IBR is a significant cause of pneumonia and mortality in weaned beef calves, says vet Robert Anderson, Merlin Vet Group.
The problem is, when a cow is exposed to IBR, it may fight off infection, but it will always have the potential to shed the disease during times of stress.
And because of this, problems associated with IBR are commonly experienced within a fortnight of weaning and/or housing in un-vaccinated beef herds, he says.
Calves will often appear dull and depressed and will run a persistent high temperature. “IBR will often present itself in the form of pneumonia type symptoms – a difficult -to-treat pneumonia case may be an indicator of IBR.”
IBR causes respiratory disease in stock of any age, high temperatures and runny nose and eyes, says vet Den Leonard, Lambert, Leonard and May.
“In adult dairy cows, symptoms may not be that pronounced, with cows typically showing a high temperature and reduced milk yields.”
How is it spread?
IBR is caused by the herpes virus which is excreted from the nose and airways and can be spread through air and via feed sharing, explains Mr Leonard.
The risk of buying in IBR is high, so all bought in stock should be vaccinated at purchase, stresses Mr Anderson.
“A cow may have been infected with the disease as a calf, but she may be an ‘asymptomatic carrier’ as an adult, i.e. she is not displaying any clinical signs.”
In this way, replacement heifers may be a source of infection – potentially passing the disease on to their calf.

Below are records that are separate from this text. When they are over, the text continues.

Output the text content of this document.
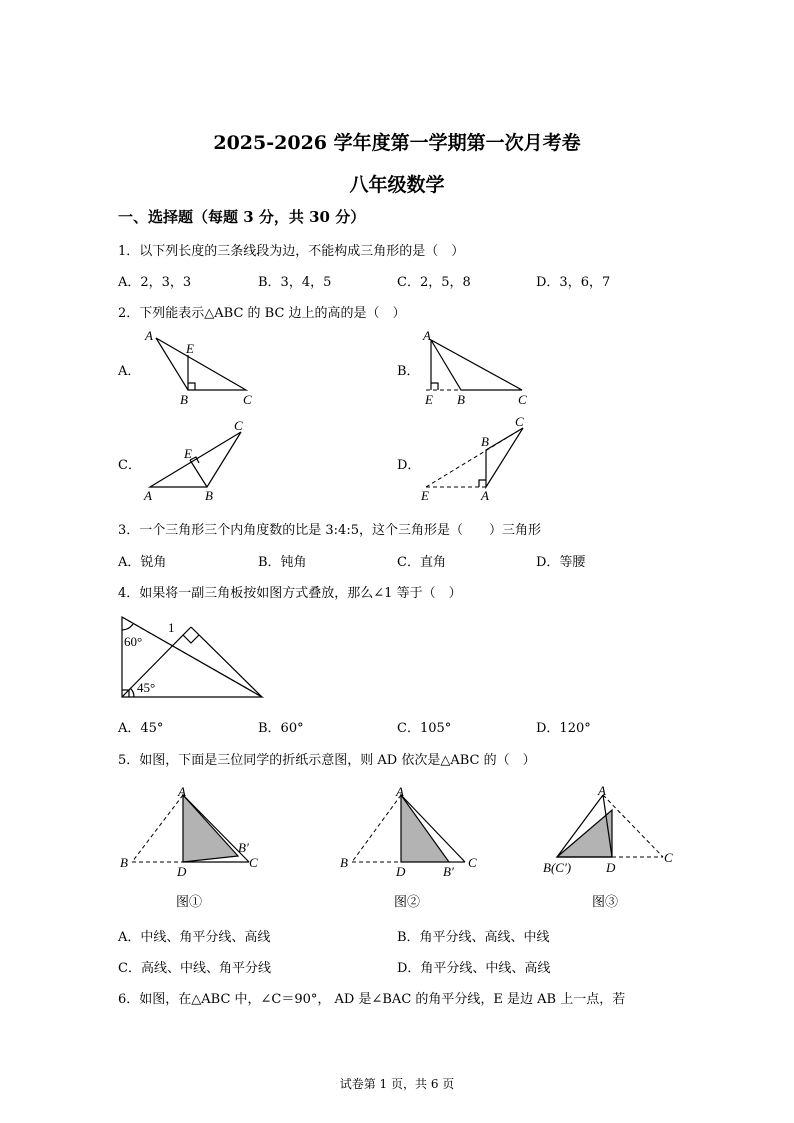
2025-2026 学年度第一学期第一次月考卷
八年级数学
一、选择题（每题 3 分，共 30 分）
1．以下列长度的三条线段为边，不能构成三角形的是（　）
A．2，3，3	B．3，4，5	C．2，5，8	D．3，6，7
2．下列能表示△ABC 的 BC 边上的高的是（　）
A．	B．
C．	D．
A
E
B	C
A
E B	C
C
E
A	B
C
B
E	A
3．一个三角形三个内角度数的比是 3:4:5，这个三角形是（　　）三角形
A．锐角	B．钝角	C．直角	D．等腰
4．如果将一副三角板按如图方式叠放，那么∠1 等于（　）
1
60°
45°
A．45°	B．60°	C．105°	D．120°
5．如图，下面是三位同学的折纸示意图，则 AD 依次是△ABC 的（　）
A
B
D
B′
C
图①
A
B
D	B′
C
图②
A
B(C′)	D
C
图③
A．中线、角平分线、高线	B．角平分线、高线、中线
C．高线、中线、角平分线	D．角平分线、中线、高线
6．如图，在△ABC 中，∠C＝90°， AD 是∠BAC 的角平分线，E 是边 AB 上一点，若
试卷第 1 页，共 6 页
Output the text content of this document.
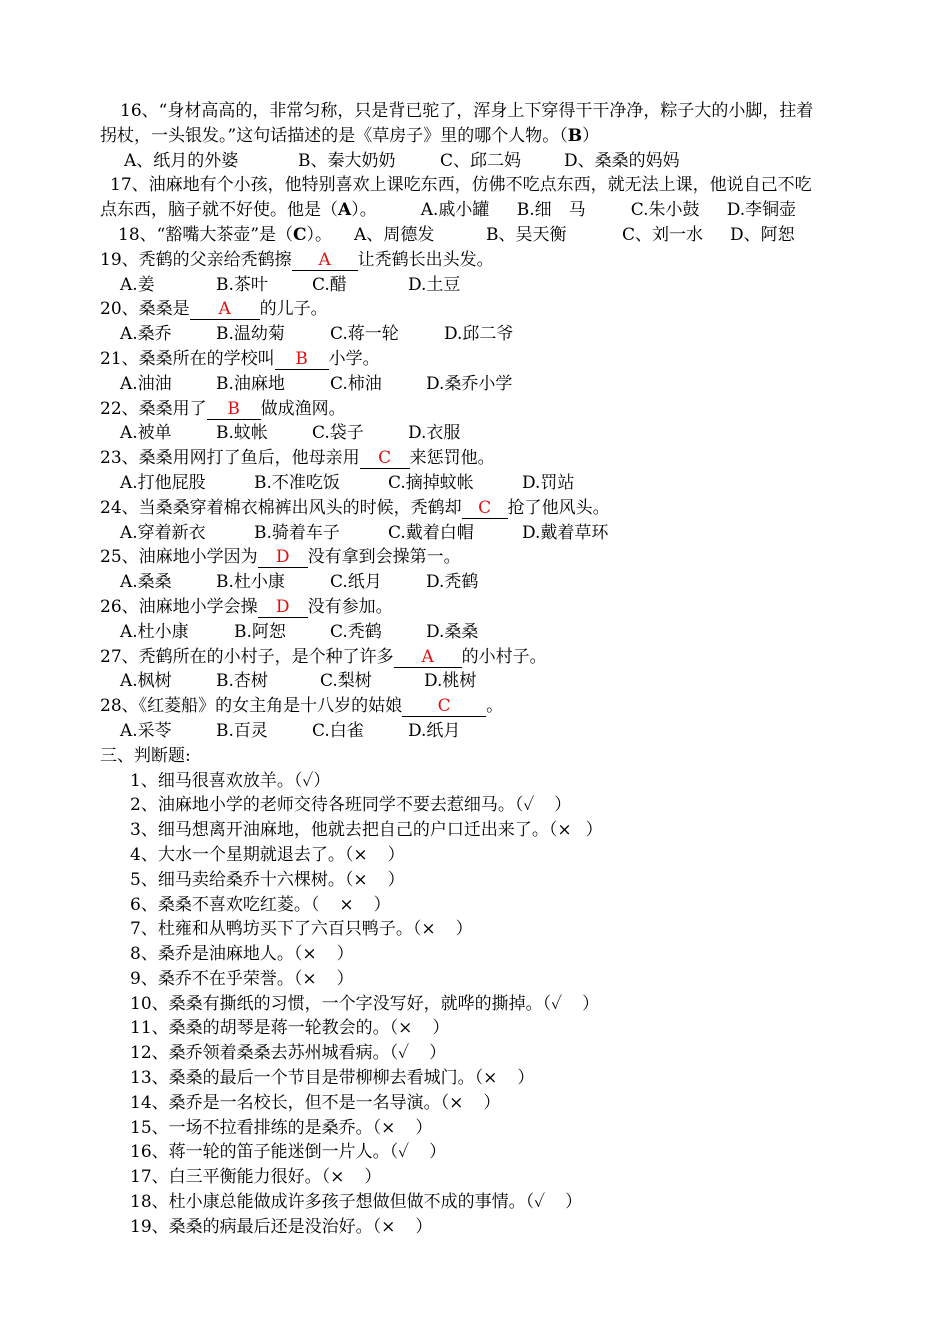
16、“身材高高的，非常匀称，只是背已驼了，浑身上下穿得干干净净，粽子大的小脚，拄着
拐杖，一头银发。”这句话描述的是《草房子》里的哪个人物。（B）
A、纸月的外婆	B、秦大奶奶	C、邱二妈	D、桑桑的妈妈
17、油麻地有个小孩，他特别喜欢上课吃东西，仿佛不吃点东西，就无法上课，他说自己不吃
点东西，脑子就不好使。他是（A）。	A.戚小罐 B.细　马	C.朱小鼓 D.李铜壶
18、“豁嘴大茶壶”是（C）。 A、周德发	B、吴天衡	C、刘一水 D、阿恕
19、秃鹤的父亲给秃鹤擦 A 让秃鹤长出头发。
A.姜	B.茶叶	C.醋	D.土豆
20、桑桑是 A 的儿子。
A.桑乔	B.温幼菊	C.蒋一轮	D.邱二爷
21、桑桑所在的学校叫 B 小学。
A.油油	B.油麻地	C.柿油	D.桑乔小学
22、桑桑用了 B 做成渔网。
A.被单	B.蚊帐	C.袋子	D.衣服
23、桑桑用网打了鱼后，他母亲用 C 来惩罚他。
A.打他屁股	B.不准吃饭	C.摘掉蚊帐	D.罚站
24、当桑桑穿着棉衣棉裤出风头的时候，秃鹤却 C 抢了他风头。
A.穿着新衣	B.骑着车子	C.戴着白帽	D.戴着草环
25、油麻地小学因为 D 没有拿到会操第一。
A.桑桑	B.杜小康	C.纸月	D.秃鹤
26、油麻地小学会操 D 没有参加。
A.杜小康	B.阿恕	C.秃鹤	D.桑桑
27、秃鹤所在的小村子，是个种了许多 A 的小村子。
A.枫树	B.杏树	C.梨树	D.桃树
28、《红菱船》的女主角是十八岁的姑娘 C 。
A.采苓	B.百灵	C.白雀	D.纸月
三、判断题:
1、细马很喜欢放羊。（✓）
2、油麻地小学的老师交待各班同学不要去惹细马。（✓ ）
3、细马想离开油麻地，他就去把自己的户口迁出来了。（× ）
4、大水一个星期就退去了。（× ）
5、细马卖给桑乔十六棵树。（× ）
6、桑桑不喜欢吃红菱。（ × ）
7、杜雍和从鸭坊买下了六百只鸭子。（× ）
8、桑乔是油麻地人。（× ）
9、桑乔不在乎荣誉。（× ）
10、桑桑有撕纸的习惯，一个字没写好，就哗的撕掉。（✓ ）
11、桑桑的胡琴是蒋一轮教会的。（× ）
12、桑乔领着桑桑去苏州城看病。（✓ ）
13、桑桑的最后一个节目是带柳柳去看城门。（× ）
14、桑乔是一名校长，但不是一名导演。（× ）
15、一场不拉看排练的是桑乔。（× ）
16、蒋一轮的笛子能迷倒一片人。（✓ ）
17、白三平衡能力很好。（× ）
18、杜小康总能做成许多孩子想做但做不成的事情。（✓ ）
19、桑桑的病最后还是没治好。（× ）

Intervet/Schering Plough data show 67% of dairy herds and 51% of beef herds tested had evidence of IBR exposure. Although not all animals show clinical signs, it is essential to be aware of its existence.
IBR can also be spread by semen, placing a strong emphasis on knowing the disease status of bought in bulls for good biosecurity.
A bull may be IBR negative at sale, but if he is sold into an IBR positive herd, sperm quality could be affected when exposed to the disease virus, explains Mr Anderson.
Testing and control
Nasal swabs can help identify the problem but, because the test is not 100% accurate, I would recommend vaccinating when IBR is suspected, says Mr Leonard.
And because carriers may be asymptomatic, continuing a vaccination programme is key. “When a vaccination programme is stopped and there are still carriers present, the problem will reoccur – continuous vaccination will help eliminate the problem.”
When IBR is diagnosed in beef herds, calves should be vaccinated and all weaned calves should be vaccinated as standard at housing, Mr Anderson continues.